Master Gichin Funakoshi wrote that a true martial artist has a smile that can win the hearts of little children, and a fierceness that can make a tiger crouch in fear. I recognized Kaicho in this as soon as I read it, and as I've gotten to know Nidaime a little bit I see that it applies to him too.

I know that the future of Seido is very secure. While I hope that Kaicho will continue to lead us for many years to come, I'd like to take this opportunity to say that when he does choose to retire I have no hesitation in following Nidaime.

On the topic of change, I feel that I should say a little bit about changes in Seido within Maryland. It's inevitable that there will sometimes be partings of the ways, and we've recently had that with Jun Shihan Marc P[...] leaving Seido.

When I started my Seido training back in 1985, Sensei Marion Ciekot was the senior branch chief for Maryland, Sensei Neal Pendleton ran the program at the Northeast YMCA, and Jun Shihan Marc was his shodan assistant instructor. These three men were a profound influence on my teenage self, Jun Shihan Marc especially: he was closest to my age, and about my own size and build. I even fancied that we looked a little bit alike, back in those days. For the first eight or nine years of my karate training he was probably the person I looked up to the most directly.

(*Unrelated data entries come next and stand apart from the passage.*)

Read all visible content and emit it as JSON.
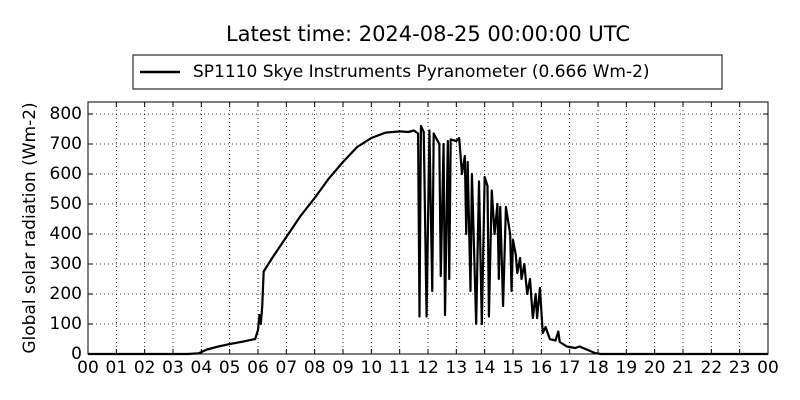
{
  "chart_data": {
    "type": "line",
    "title": "Latest time: 2024-08-25 00:00:00 UTC",
    "ylabel": "Global solar radiation (Wm-2)",
    "x": [
      0,
      3.5,
      3.9,
      4.2,
      4.6,
      5.0,
      5.5,
      5.9,
      6.0,
      6.05,
      6.1,
      6.15,
      6.2,
      6.5,
      7.0,
      7.5,
      8.0,
      8.5,
      9.0,
      9.5,
      10.0,
      10.5,
      11.0,
      11.3,
      11.5,
      11.65,
      11.7,
      11.75,
      11.85,
      11.95,
      12.05,
      12.15,
      12.2,
      12.4,
      12.45,
      12.55,
      12.6,
      12.7,
      12.75,
      12.8,
      13.0,
      13.1,
      13.2,
      13.3,
      13.35,
      13.4,
      13.5,
      13.55,
      13.7,
      13.8,
      13.9,
      14.0,
      14.1,
      14.15,
      14.25,
      14.35,
      14.45,
      14.5,
      14.55,
      14.65,
      14.75,
      14.9,
      14.95,
      15.0,
      15.1,
      15.15,
      15.25,
      15.3,
      15.4,
      15.5,
      15.6,
      15.7,
      15.8,
      15.85,
      15.95,
      16.05,
      16.15,
      16.3,
      16.5,
      16.6,
      16.65,
      16.9,
      17.2,
      17.35,
      17.6,
      17.9,
      18.1,
      24
    ],
    "series": [
      {
        "name": "SP1110 Skye Instruments Pyranometer (0.666 Wm-2)",
        "color": "#000000",
        "values": [
          0,
          0,
          2,
          15,
          25,
          33,
          42,
          50,
          80,
          130,
          100,
          160,
          275,
          320,
          390,
          460,
          520,
          585,
          640,
          690,
          720,
          738,
          742,
          740,
          745,
          735,
          125,
          760,
          740,
          125,
          745,
          210,
          735,
          700,
          260,
          700,
          130,
          710,
          250,
          715,
          710,
          720,
          600,
          660,
          400,
          640,
          210,
          600,
          100,
          575,
          100,
          590,
          560,
          125,
          545,
          400,
          500,
          250,
          490,
          160,
          490,
          400,
          210,
          380,
          330,
          270,
          320,
          250,
          300,
          200,
          250,
          120,
          200,
          120,
          220,
          70,
          90,
          50,
          45,
          75,
          40,
          25,
          20,
          25,
          15,
          3,
          0,
          0
        ]
      }
    ],
    "xlim": [
      0,
      24
    ],
    "xticks": [
      {
        "value": 0,
        "label": "00"
      },
      {
        "value": 1,
        "label": "01"
      },
      {
        "value": 2,
        "label": "02"
      },
      {
        "value": 3,
        "label": "03"
      },
      {
        "value": 4,
        "label": "04"
      },
      {
        "value": 5,
        "label": "05"
      },
      {
        "value": 6,
        "label": "06"
      },
      {
        "value": 7,
        "label": "07"
      },
      {
        "value": 8,
        "label": "08"
      },
      {
        "value": 9,
        "label": "09"
      },
      10,
      11,
      12,
      13,
      14,
      15,
      16,
      17,
      18,
      19,
      20,
      21,
      22,
      23,
      {
        "value": 24,
        "label": "00"
      }
    ],
    "ylim": [
      0,
      840
    ],
    "yticks": [
      0,
      100,
      200,
      300,
      400,
      500,
      600,
      700,
      800
    ],
    "grid": true
  }
}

Sensei Ciekot left Seido in 1995 and Sensei Neal had retired and moved away before that, so until his departure Jun Shihan Marc was the only one of my original instructors still training. Though I was other side of town and we didn't see each other often, just knowing he was there provided some sense of continuity. And when we did get together, I was so proud to be a fellow black belt and instructor with someone who had been a role model to my teenage self.

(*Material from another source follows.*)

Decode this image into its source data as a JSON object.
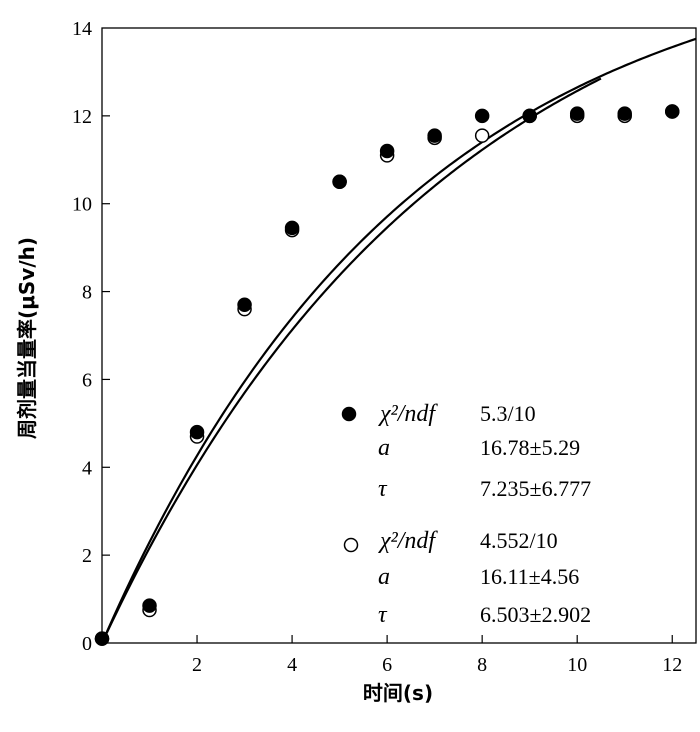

It's difficult to realize that people who you admire can make poor judgments. It would be easier if we could just follow directly in other people's footsteps. But we're all fallible; and so we have to keep an eye out and watch in what direction our leaders take us.

While Jun Shihan Marc's departure brings with it some emotion, it doesn't directly affect my training. But it makes me think back to another big change, when Sensei Ciekot left Seido. That found me closer to the center of the turbulence, and it was my relationship with Jun Shihan Kate (who was back then "Senpai Kate") that kept my training steady through it.

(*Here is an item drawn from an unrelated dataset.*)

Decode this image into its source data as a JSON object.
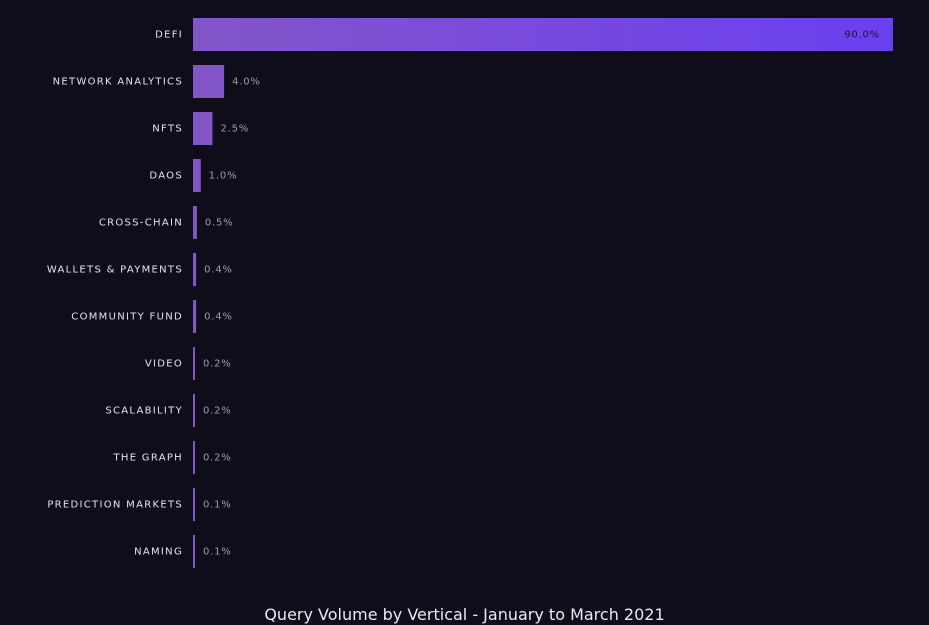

If I had said, "Sensei Ciekot is my sensei, this is the most senior person, I only need to connect with him," I would have been lost. The sensei-student relationship is incredibly important, but as I think about how we handle change it seems vital that it not be the sole thread that connects us to our training.

It is the weave of relationships that binds us together, and helps us get through the rough times. Some of those relationships are years in the making; others can be formed with just a few words.

Some of these relationships we may never even know about, when something that we say or do has a profound impact (a positive one, we hope!) on someone. I can think of many times that Kaicho or a senior instructor has said something to me or showed me something that I'm sure they have forgotten about, but that has stuck with me for years.

As I continue to teach it may happen that I say or do something that sticks with a student in a way I'm never aware of. That is a sobering responsibility to contemplate, and I'm sure I won't always get it right. But if we have a strong weave of relationships, those students will have many people to look to -- senior instructors, their own instructor, and their senpais -- and that much more of a chance to get it right, and to hold to what's right through whatever changes come.